Chief prosecutor Edmondo Bruti Liberati and his fellow judges in Milan have finished an inquiry into allegations that the 74-year-old premier paid for sex with a nightclub dancer nicknamed Ruby the Heart-Stealer, who was a minor at the time.
They allege that he also improperly used his power as prime minister to request that police in Milan release the Moroccan disco dancer after she had been picked up for alleged theft in May.
The magistrates, including feared mafia-hunter Ilda Boccassini, may have enough evidence to skip the preliminary hearings and ask for an immediate trial on both charges.
Bruti Liberati said the charges would be kept separate from the probe into starlet and television agents Lele Mora and Emilio Fede, and ex-oral hygienist Nicole Minetti, all under investigation for instigating prostitution.
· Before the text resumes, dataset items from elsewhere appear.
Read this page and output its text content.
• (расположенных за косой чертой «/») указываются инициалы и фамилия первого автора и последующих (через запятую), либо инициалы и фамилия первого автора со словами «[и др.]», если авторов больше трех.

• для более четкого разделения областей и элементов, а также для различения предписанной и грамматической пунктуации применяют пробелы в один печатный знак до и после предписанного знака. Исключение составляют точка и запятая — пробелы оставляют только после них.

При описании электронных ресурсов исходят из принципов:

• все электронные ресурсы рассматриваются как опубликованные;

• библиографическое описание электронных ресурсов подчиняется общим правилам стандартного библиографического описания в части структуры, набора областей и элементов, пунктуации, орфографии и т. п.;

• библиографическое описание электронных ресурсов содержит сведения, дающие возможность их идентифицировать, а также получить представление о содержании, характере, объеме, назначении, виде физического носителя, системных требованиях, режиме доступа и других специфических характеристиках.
Italian Prime Minister Silvio Berlusconi speaks to media upon arrival at the EU summit in Brussels. (AFP-Yonhap News)
Under Italian law, the fast-track procedure of summary judgment can be requested by the public prosecutor’s office when there is clear evidence of offence.
The prosecutor will then have at least five days to come to a decision and could fix a start date for sometime in the coming months.
But should the request lack sufficient proof to warrant a speedy process, magistrates will then have to try to bring Berlusconi to trial through normal, more lengthy channels.
The probe into the prime minister’s allegedly wild sex life was made public on Jan. 14 just a day after a top court partially stripped him of political immunity.
The prime minister flatly refused to obey summons for questioning, claiming the Milan magistrates were are not qualified to handle the case.
But with judges now deciding on a case-by-case basis if Berlusconi should appear in court proceedings, the Italian leader may be forced to obey summons should the case go to trial, if he cannot prove a legitimate impediment.
The billionaire business magnate has slammed the court probe into his relationship with Ruby as one more plot against him by the country’s judges, claiming he has never paid for sex, let alone with minors.
Sordid details from wiretaps and allegations of orgies made the headlines for weeks but despite a media hounding and fierce condemnation from the Church, the scandal appeared to have little effect on voters in January’s polls.
Berlusconi also won a symbolic victory last week when parliament rejected a request from prosecutors to search his accountant’s offices.
But with his political immunity weakened, Berlusconi now finds himself facing old charges, including witness corruption and tax fraud.
A Milan court on Tuesday announced that the trial of the prime minister for alleged corruption of his former tax lawyer David Mills will resume in March. A second trial for tax evasion linked to Berlusconi’s Mediaset empire will resume in February.
While he has never been definitively convicted so far, the prime minister risks three years in prison if found guilty of paying minors for sex, and from six to eight years for abuse of power.